We expected tears aplenty after a year apart, but she just launched right into her usual blethering. “Would you look at this shirt? I’m a bloody disgrace!” she pointed to various blobs on it. “That’s lunch at Sydney. And here’s my ravioli on the way to Singapore. And here’s a bit of breakfast before we got to Heathrow. You know I’ve had TWO breakfasts today, they gave me another one on the way to Edinburgh. I got two bits of bacon, pork sausage, scrambled eggs, half a tomato and a bread roll. A stale bread roll.”
Her suitcase wasn’t hard to spot on the carousel – bright red and bedecked with multiple padlocks and purple gauze ribbons.
“You know the Nice Singaporean Businessman beside me couldn’t believe this was my first flight outside Australia. Well it is, I says, indeed this is the first time I’ve exercised my passport. You know I was so paranoid about deep-vein thrombosis, I took my asprin and wriggled my legs but still I thought, that’d be right, I’ll get off the plan and cark it.”

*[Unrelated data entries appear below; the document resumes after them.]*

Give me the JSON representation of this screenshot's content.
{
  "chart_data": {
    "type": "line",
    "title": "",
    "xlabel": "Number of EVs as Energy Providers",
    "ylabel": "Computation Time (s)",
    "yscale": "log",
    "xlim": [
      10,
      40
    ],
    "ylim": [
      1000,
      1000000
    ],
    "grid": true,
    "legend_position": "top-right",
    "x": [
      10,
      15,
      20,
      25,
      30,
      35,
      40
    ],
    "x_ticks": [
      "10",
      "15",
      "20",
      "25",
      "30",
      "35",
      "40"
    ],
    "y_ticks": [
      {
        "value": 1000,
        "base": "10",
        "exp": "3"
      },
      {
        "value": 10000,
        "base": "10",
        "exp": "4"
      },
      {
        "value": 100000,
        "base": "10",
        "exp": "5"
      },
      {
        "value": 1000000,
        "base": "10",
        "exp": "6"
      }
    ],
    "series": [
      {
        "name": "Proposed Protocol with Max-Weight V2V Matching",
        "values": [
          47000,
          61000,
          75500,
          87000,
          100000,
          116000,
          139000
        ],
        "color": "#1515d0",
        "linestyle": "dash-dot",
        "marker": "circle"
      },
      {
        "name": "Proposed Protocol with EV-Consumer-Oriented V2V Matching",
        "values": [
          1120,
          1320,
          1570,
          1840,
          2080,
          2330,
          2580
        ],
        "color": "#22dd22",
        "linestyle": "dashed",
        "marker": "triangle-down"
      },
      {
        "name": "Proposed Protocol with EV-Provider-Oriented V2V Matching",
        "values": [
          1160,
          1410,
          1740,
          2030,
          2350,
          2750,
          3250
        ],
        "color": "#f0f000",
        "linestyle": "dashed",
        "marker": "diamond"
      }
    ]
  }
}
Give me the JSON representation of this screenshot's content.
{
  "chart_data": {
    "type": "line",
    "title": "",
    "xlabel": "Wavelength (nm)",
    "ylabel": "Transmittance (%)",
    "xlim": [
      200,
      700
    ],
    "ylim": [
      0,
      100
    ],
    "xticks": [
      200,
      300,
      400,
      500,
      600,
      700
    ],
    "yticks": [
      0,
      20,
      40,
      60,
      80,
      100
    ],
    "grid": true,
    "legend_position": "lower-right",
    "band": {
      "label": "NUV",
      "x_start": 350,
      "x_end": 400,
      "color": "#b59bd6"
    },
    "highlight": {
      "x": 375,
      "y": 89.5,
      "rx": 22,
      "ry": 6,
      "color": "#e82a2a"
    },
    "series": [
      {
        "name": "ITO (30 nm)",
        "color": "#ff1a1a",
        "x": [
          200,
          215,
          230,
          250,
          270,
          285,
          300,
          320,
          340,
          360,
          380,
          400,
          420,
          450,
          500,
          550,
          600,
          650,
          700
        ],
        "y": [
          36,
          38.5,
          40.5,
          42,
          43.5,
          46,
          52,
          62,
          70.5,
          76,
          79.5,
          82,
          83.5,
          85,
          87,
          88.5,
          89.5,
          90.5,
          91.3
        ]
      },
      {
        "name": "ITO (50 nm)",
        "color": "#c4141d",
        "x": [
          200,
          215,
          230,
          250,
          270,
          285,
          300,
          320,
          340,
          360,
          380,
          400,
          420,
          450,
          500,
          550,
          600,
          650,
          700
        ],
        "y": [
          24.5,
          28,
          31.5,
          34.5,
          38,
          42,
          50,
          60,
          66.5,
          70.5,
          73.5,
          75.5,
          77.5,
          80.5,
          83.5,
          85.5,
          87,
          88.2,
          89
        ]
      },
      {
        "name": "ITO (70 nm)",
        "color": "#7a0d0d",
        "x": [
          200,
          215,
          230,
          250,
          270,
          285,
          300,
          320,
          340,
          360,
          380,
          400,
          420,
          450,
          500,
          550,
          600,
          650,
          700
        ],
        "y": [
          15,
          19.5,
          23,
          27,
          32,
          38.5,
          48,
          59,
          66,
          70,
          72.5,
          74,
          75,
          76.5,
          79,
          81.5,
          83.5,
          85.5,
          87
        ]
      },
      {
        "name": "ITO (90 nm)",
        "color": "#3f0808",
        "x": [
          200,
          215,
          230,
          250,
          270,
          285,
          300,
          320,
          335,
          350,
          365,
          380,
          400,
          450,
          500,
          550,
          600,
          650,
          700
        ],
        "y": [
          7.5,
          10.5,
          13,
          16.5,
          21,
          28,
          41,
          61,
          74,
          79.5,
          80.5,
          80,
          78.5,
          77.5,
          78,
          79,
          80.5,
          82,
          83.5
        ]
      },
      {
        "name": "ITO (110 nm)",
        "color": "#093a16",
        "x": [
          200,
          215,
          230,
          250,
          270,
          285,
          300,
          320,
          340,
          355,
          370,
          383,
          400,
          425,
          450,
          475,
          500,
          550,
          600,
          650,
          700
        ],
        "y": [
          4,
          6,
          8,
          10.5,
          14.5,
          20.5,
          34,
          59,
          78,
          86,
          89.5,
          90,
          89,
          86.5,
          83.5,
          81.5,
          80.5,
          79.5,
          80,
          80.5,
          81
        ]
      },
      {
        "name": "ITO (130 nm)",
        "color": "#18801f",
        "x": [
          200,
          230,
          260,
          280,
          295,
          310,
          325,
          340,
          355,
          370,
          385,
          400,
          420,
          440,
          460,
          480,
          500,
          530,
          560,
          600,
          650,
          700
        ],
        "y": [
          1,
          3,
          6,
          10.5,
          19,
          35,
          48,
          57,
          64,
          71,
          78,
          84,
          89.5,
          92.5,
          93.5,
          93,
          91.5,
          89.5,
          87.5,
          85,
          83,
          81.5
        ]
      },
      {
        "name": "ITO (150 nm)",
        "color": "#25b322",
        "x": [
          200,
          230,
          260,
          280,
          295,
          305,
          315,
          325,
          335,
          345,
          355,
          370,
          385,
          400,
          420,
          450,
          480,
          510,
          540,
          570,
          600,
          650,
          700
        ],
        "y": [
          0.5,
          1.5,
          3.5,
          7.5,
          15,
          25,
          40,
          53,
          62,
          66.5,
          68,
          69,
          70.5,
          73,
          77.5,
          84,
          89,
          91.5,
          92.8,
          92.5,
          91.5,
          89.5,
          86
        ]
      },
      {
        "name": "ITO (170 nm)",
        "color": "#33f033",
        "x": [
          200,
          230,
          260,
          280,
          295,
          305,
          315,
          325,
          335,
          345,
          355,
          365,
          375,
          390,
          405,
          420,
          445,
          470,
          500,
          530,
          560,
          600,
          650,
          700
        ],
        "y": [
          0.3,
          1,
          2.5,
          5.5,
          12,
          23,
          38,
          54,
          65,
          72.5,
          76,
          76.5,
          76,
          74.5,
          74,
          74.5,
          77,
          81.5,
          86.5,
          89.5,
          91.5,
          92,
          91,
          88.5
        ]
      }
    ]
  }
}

We sat on the top deck of the airport bus as we headed into the city. She frowned at some grey houses with concrete gardens and asked casually, “So do you enjoy living here?”
Next she crowed at how green and old everything was. She read out shop signs, “Hollywood Tan Studio. Magnet? Is that like Magnet Mart back home? Another Hollywood Tan Studio? Sunday lunch only £6.50. Is that cheap? Saint Ninian’s Church! Oh! I always wanted to have a son called Ninian!”
“Why?!”
“It’s a beautiful name!”
We got off in the West End to catch another bus home.
“So girls, can you believe The Mother made it? Did you think I’d bail at the last minute?” Her teacher voice boomed across Lothian Road as we waited for the lights to change. “I’ll tell you what I noticed on the flight and then at Heathrow, and that’s all the healthy male specimens! My god, I’ve never seen so many hunks! Overseas is where the hunks are, I reckon. I thought to myself, there’s bound to be some worthy hunks here for you…”
“Mum, mum. Stop talking for a minute. Look up.”
“Where?” “There! That’s the castle.”
“That’s Ennbra Castle!? Right there in front of my nose? Fair dinkum?”
“Yep.”
“Well there you go,” she grinned, “Ennbra Castle.”